Source: The Guardian
In Georgia, the power struggle between the new Prime Minister, Bidzina Ivanishvilli, and President Mikheil Saakashvili continues. Georgia’s parliament gave first approval to a bill that would remove the President’s right to dissolve parliament and dismiss the government on March 21. Two further votes are necessary to change the constitution. Ivanishvilli’s coalition does not have a majority in the parliament, but the shift from a presidential to parliamentary constitution looks very likely.
Source: RIA Novosti
Azerbaijan’s government has continued its repression of opposition NGOs ahead of its Presidential elections in October. The OSCE has also been formally requested to downgrade its operation in Baku. The OSCE has rated previous elections in Azerbaijan as neither free nor fair.

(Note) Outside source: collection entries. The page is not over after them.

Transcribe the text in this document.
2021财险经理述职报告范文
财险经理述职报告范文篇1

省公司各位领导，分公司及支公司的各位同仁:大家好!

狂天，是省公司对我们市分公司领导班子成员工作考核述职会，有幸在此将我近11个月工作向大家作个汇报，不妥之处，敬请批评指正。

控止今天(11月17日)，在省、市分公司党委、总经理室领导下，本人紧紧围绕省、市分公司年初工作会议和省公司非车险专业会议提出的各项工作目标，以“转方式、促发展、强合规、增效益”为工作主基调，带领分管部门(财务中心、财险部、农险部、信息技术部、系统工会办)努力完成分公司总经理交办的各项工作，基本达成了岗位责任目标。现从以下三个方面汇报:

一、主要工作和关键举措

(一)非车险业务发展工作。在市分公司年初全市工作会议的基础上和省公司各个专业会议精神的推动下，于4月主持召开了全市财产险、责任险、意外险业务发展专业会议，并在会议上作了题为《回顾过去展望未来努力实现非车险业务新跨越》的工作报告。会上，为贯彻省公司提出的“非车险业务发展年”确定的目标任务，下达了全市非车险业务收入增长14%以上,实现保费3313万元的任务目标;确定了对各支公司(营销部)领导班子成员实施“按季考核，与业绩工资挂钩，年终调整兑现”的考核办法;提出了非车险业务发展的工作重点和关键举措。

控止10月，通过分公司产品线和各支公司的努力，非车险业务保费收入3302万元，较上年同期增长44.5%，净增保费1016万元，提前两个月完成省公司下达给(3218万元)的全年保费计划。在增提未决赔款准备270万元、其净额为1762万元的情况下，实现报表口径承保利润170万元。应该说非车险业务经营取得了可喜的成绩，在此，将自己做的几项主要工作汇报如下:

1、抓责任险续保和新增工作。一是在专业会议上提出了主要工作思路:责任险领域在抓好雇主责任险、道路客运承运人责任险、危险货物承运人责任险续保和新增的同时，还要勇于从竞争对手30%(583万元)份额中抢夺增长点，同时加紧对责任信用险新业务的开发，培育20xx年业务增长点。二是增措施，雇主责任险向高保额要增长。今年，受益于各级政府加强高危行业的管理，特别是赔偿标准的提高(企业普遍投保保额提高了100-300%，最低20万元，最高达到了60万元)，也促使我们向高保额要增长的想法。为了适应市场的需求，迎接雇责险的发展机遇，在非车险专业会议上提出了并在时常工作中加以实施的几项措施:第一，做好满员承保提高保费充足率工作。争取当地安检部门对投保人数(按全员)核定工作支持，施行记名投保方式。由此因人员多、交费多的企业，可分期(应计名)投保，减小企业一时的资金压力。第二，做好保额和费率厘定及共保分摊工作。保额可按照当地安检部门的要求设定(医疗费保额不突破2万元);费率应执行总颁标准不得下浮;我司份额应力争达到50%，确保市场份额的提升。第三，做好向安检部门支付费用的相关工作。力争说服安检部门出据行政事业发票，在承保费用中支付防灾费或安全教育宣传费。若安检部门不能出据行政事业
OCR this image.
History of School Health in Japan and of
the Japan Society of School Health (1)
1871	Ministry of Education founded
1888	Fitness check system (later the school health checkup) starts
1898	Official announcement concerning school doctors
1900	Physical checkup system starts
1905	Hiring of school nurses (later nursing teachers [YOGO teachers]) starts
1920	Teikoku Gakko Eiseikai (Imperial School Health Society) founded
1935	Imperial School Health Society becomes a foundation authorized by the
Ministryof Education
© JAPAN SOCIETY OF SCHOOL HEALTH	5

Among this week’s football World Cup qualifiers, Croatia versus Serbia must have raised more than a few eyebrows. The Serbian national anthem was received with a chorus of booing and the BBC reports that the chant of ‘Kill a Serb’ echoed round the stadium during the match. Relations on the pitch were amicable, and the home team’s 2-0 win puts Croatia top of their qualifying group.
Russia has rejected Cyprus’s approach for a bailout. The tax haven is formally one of the largest sources of FDI in Russia, a consequence of wealthy Russians choosing to register their businesses there. Following talks in Moscow, Cypriot finance minister Michalis Sarris must have felt deeply disappointed to leave empty-handed.